Problem
There is a bi-directional graph with n vertices, where each vertex is labeled from 0 to n - 1 (inclusive). The edges in the graph are represented as a 2D integer array edges, where each edges[i] = [ui, vi] denotes a bi-directional edge between vertex ui and vertex vi. Every vertex pair is connected by at most one edge, and no vertex has an edge to itself.
You want to determine if there is a valid path that exists from vertex source to vertex destination.
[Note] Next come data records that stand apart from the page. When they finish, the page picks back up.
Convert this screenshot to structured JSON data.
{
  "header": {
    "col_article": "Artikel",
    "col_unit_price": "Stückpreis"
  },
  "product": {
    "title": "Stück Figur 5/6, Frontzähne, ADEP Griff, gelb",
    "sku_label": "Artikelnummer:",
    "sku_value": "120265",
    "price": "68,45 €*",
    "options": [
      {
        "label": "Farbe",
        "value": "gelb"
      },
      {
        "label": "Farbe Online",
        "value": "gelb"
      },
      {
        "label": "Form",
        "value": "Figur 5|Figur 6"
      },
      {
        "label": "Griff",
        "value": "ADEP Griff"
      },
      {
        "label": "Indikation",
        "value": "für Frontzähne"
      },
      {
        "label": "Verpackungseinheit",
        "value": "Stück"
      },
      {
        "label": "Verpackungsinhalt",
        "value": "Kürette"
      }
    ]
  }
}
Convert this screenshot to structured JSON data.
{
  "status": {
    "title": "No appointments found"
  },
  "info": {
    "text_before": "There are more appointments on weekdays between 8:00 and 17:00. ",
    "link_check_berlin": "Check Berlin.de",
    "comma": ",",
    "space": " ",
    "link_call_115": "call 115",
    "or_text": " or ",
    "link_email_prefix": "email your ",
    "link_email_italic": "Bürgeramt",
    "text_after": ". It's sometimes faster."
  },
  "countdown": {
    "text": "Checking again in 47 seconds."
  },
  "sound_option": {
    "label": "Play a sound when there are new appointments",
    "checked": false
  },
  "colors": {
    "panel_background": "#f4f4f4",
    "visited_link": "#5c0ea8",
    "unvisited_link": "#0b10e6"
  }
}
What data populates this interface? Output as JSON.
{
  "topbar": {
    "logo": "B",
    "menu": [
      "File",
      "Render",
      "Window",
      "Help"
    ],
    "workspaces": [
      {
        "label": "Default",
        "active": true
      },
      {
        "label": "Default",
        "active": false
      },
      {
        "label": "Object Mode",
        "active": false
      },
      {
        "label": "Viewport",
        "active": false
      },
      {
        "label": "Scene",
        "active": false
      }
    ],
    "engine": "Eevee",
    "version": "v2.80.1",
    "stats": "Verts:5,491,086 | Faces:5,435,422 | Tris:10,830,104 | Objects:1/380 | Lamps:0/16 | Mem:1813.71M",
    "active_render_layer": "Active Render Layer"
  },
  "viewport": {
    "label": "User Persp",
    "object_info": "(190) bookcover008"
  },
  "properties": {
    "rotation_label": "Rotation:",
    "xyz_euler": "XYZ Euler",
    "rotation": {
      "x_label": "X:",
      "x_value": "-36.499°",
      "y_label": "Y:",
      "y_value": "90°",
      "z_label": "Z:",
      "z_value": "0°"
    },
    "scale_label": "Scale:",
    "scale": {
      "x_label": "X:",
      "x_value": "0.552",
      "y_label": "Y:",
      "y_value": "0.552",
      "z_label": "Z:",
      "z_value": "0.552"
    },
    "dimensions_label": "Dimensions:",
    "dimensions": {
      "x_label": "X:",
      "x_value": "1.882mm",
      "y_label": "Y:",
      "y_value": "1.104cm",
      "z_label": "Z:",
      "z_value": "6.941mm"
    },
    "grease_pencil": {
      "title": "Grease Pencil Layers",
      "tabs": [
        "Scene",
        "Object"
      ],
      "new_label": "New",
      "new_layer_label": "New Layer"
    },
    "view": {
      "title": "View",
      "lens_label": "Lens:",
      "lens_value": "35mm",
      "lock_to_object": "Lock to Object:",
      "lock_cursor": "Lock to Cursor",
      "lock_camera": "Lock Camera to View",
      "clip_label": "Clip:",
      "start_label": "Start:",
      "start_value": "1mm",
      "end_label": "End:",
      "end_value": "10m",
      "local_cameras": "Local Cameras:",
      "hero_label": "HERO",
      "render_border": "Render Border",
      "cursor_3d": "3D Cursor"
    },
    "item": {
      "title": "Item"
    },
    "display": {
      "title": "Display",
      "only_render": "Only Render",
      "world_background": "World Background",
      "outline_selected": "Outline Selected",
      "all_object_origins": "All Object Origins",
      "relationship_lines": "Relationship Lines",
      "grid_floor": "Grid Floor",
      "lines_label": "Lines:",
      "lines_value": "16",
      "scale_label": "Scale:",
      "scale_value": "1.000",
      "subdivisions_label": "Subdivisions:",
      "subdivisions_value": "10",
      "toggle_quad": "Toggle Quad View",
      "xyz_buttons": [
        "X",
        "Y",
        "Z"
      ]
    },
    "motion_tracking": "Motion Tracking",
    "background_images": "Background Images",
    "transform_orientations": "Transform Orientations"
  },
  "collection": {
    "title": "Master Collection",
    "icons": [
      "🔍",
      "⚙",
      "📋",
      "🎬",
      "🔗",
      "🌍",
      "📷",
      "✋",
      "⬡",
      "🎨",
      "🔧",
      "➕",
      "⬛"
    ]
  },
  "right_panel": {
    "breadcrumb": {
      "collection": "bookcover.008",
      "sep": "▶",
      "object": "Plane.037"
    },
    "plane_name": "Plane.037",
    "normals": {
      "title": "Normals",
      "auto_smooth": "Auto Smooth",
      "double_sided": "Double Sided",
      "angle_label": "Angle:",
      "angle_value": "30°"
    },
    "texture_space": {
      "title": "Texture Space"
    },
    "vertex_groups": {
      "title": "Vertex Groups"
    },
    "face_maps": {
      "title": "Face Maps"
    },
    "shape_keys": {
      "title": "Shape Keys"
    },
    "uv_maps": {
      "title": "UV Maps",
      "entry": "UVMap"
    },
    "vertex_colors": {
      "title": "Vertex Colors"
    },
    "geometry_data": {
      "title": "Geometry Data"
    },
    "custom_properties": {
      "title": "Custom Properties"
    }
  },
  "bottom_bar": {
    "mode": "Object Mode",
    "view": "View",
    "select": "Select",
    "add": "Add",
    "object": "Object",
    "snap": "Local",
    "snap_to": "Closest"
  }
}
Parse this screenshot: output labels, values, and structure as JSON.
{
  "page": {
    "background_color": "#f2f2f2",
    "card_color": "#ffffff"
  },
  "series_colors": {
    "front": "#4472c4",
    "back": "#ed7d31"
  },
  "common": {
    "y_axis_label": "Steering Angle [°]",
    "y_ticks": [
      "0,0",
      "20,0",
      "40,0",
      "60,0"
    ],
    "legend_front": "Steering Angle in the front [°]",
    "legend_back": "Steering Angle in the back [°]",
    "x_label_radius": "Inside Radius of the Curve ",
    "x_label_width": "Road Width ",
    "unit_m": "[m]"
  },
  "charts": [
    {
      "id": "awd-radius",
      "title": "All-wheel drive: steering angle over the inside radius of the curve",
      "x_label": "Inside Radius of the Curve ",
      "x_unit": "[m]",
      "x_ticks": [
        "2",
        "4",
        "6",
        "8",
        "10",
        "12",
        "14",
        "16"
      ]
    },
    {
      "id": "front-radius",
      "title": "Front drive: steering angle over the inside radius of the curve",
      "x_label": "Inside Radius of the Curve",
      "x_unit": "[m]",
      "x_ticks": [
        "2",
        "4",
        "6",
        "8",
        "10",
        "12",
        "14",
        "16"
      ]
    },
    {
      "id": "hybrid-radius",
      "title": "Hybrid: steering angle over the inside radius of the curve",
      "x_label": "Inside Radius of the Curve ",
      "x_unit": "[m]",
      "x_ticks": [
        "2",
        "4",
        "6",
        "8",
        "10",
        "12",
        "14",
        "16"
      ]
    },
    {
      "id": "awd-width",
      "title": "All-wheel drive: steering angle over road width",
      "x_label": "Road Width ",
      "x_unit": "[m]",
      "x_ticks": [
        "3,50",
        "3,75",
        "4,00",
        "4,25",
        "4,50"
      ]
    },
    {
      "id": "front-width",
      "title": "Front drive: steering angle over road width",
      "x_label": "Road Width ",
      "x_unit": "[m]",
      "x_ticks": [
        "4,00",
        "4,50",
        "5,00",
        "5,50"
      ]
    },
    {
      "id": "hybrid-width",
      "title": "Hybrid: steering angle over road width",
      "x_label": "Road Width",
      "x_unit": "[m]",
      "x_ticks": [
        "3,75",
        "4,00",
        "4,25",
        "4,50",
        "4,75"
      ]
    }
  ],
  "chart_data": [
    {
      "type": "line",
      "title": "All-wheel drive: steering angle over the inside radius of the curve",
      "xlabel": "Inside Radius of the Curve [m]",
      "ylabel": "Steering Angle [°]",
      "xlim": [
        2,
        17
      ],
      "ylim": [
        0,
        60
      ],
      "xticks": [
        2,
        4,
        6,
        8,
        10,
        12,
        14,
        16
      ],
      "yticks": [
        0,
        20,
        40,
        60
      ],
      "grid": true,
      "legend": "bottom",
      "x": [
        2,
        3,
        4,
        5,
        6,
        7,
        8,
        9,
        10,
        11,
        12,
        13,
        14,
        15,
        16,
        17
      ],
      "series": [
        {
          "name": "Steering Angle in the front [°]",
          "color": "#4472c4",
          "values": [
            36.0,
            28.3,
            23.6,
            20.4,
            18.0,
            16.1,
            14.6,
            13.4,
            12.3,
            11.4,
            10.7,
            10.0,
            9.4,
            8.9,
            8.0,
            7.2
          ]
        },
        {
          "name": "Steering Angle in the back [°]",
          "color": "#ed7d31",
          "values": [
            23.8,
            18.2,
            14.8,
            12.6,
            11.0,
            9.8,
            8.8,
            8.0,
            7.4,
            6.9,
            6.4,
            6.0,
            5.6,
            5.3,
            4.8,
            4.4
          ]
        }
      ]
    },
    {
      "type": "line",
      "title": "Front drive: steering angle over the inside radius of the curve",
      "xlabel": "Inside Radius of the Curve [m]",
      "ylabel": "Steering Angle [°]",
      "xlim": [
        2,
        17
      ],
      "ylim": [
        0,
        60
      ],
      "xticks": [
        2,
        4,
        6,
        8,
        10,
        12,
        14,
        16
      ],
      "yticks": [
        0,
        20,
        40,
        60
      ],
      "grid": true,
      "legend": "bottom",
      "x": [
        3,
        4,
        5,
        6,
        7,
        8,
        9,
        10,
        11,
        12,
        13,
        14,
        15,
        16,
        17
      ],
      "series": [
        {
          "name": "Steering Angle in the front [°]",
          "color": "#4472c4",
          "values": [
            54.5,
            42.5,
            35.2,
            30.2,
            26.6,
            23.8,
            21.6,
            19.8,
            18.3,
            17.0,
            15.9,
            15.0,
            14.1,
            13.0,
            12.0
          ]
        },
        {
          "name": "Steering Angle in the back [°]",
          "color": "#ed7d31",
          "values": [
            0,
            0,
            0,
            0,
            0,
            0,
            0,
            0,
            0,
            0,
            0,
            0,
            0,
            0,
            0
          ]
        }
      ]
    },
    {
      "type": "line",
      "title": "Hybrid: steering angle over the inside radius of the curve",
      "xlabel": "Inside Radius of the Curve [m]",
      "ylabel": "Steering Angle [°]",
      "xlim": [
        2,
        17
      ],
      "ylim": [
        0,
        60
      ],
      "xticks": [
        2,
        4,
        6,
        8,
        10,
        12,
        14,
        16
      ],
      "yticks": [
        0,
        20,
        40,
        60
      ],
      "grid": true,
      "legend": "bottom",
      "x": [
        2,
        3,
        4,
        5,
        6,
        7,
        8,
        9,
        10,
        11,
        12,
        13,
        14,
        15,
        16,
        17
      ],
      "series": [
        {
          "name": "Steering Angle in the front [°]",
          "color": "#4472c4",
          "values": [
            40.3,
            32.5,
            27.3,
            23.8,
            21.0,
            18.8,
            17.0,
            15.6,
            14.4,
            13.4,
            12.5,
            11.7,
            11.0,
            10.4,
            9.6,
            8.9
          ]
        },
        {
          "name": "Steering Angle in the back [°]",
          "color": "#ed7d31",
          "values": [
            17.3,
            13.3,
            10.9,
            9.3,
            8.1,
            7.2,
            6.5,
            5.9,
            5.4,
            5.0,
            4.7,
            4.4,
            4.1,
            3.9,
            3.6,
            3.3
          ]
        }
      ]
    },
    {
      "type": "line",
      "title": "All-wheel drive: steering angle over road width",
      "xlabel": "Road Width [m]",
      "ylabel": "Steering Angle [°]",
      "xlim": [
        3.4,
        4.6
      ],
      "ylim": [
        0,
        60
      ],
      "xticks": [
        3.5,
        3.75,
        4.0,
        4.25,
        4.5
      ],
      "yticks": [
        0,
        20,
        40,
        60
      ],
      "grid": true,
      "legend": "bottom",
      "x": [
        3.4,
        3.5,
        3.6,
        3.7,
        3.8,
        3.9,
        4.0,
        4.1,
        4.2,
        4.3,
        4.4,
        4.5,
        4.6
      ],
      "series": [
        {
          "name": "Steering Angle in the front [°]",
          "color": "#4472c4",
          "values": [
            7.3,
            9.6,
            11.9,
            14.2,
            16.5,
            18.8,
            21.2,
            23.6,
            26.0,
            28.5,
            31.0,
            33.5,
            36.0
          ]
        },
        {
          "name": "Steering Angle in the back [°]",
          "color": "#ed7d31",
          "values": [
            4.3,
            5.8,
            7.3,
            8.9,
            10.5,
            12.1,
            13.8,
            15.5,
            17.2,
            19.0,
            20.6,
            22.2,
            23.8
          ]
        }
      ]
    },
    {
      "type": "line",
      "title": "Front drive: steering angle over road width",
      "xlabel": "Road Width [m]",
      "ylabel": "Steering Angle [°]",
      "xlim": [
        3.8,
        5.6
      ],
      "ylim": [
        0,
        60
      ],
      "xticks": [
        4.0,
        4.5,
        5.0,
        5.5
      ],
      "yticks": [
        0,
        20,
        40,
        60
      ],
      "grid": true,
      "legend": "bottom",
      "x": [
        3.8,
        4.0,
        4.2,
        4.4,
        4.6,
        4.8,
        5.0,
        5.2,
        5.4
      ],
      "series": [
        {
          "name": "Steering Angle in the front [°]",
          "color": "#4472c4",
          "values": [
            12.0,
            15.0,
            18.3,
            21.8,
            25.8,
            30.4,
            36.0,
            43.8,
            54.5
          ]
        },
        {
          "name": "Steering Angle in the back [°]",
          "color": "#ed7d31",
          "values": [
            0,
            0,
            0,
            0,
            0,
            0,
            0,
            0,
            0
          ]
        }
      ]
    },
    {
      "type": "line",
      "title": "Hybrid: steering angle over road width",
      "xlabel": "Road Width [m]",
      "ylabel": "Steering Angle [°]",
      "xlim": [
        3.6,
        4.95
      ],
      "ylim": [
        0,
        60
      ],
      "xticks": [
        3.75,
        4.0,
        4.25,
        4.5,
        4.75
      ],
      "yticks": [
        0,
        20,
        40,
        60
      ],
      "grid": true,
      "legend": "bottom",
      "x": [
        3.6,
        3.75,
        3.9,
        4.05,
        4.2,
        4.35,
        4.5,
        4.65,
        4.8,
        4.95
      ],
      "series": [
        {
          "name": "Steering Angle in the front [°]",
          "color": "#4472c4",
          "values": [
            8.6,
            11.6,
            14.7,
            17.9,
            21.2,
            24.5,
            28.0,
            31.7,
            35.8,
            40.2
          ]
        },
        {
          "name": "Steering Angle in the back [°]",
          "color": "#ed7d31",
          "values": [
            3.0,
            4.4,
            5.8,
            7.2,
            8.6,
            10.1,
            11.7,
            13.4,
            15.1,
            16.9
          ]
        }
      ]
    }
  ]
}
Given edges and the integers n, source, and destination, return true if there is a valid path from source to destination, or false otherwise_._
Examples
Example 1:
graph LR; 0 --> 1 --> 2 --> 0
Input: n = 3, edges = [ [0,1],[1,2],[2,0] ], source = 0, destination = 2
Output: true
Explanation: There is one path from vertex 0 to vertex 2:
- 0 → 1 → 2
Example 2:
graph LR; 2 <-- 0 --> 1 3 --> 5 --> 4 --> 3
Input: n = 6, edges = [ [0,1],[0,2],[3,5],[5,4],[4,3] ], source = 0, destination = 5
Output: false
Explanation: There is no path from vertex 0 to vertex 5.
Similar Problem
This problem is similar to Find if Path Exists in Graph Problem, just that there the graph is bi-directional, and here it is directed or uni-directional.
Solutions
Method 1 - BFS
BFS can be used to check if one node is reachable from other :
Add V1 to a queue of nodes to be visited
While there are nodes in the queue:
If the node is V2, return true
Mark the node as visited
For every node at the end of an outgoing edge which is not yet visited:
Add this node to the queue
End for
End while
Return false
Code
Java
public boolean validPath(int n, int[][] edges, int source, int destination) {
if (source == destination) {
return true;
}
Map<Integer, List<Integer>> g = new HashMap<>();
for (int i = 0; i < n; i++) {
g.put(i, new LinkedList<>());
}
for (int[] edge: edges) {
int src = edge[0];
int dest = edge[1];
// uni-directioanl, so just 1 edge
g.get(src).add(dest);
}
Queue<Integer> queue = new LinkedList();
queue.add(source);
Set<Integer> visited = new HashSet<>();
while(!queue.isEmpty()) {
int curr = queue.poll();
visited.add(curr);
for(int nei: g.get(curr)) {
if (nei == destination) {
return true;
}
if (visited.contains(nei)) {
continue;
}
queue.add(nei);
}
}
return false;
}
Method 2 - DFS
Code
Java
public boolean validPath(int n, int[][] edges, int source, int destination) {
if (source == destination) {
return true;
}
Map<Integer, List<Integer>> g = new HashMap<>();
for (int i = 0; i < n; i++) {
g.put(i, new LinkedList<>());
}
for (int[] edge: edges) {
int src = edge[0];
int dest = edge[1];
// uni-directioanl, so just 1 edge
g.get(src).add(dest);
}
Stack<Integer> stk = new Stack<>();
stk.add(source);
Set<Integer> visited = new HashSet<>();
while(!stk.isEmpty()) {
int curr = stk.pop();
visited.add(curr);
for(int nei: g.get(curr)) {
if (nei == destination) {
return true;
}
if (visited.contains(nei)) {
continue;
}
stk.add(nei);
}
}
return false;
}
Method 3 - Union Find OR Disjoint Set
Code
Java
class DisjointSetUnion{
private int[] parent;
private int[] rank;
private int N;
public DisjointSetUnion(int n){
this.N = n;
this.parent = new int[this.N];
this.rank = new int[this.N];
for(int i = 0; i < this.N; i++){
this.parent[i] = i;
this.rank[i] = 1;
}
}
public boolean areConnected(int u, int v){
return find(u) == find(v);
}
public void union(int u, int v){
if(u != v){
int a = find(u);
int b = find(v);
if(a != b){
if(rank[a] > rank[b]){
parent[b] = a;
rank[a] += rank[b];
}else{
parent[a] = b;
rank[b] += rank[a];
}
}
}
}
private int find(int u){
int x = u;
while(x != this.parent[x]){
x = this.parent[x];
}
this.parent[u] = x;
return x;
}
}
class Solution {
public boolean validPath(int n, int[][] edges, int start, int end) {
DisjointSetUnion set = new DisjointSetUnion(n);
for(int[] edge : edges){
set.union(edge[0], edge[1]);
}
return set.areConnected(start, end);
}
}
Complexity
- Time complexity = O(E log V)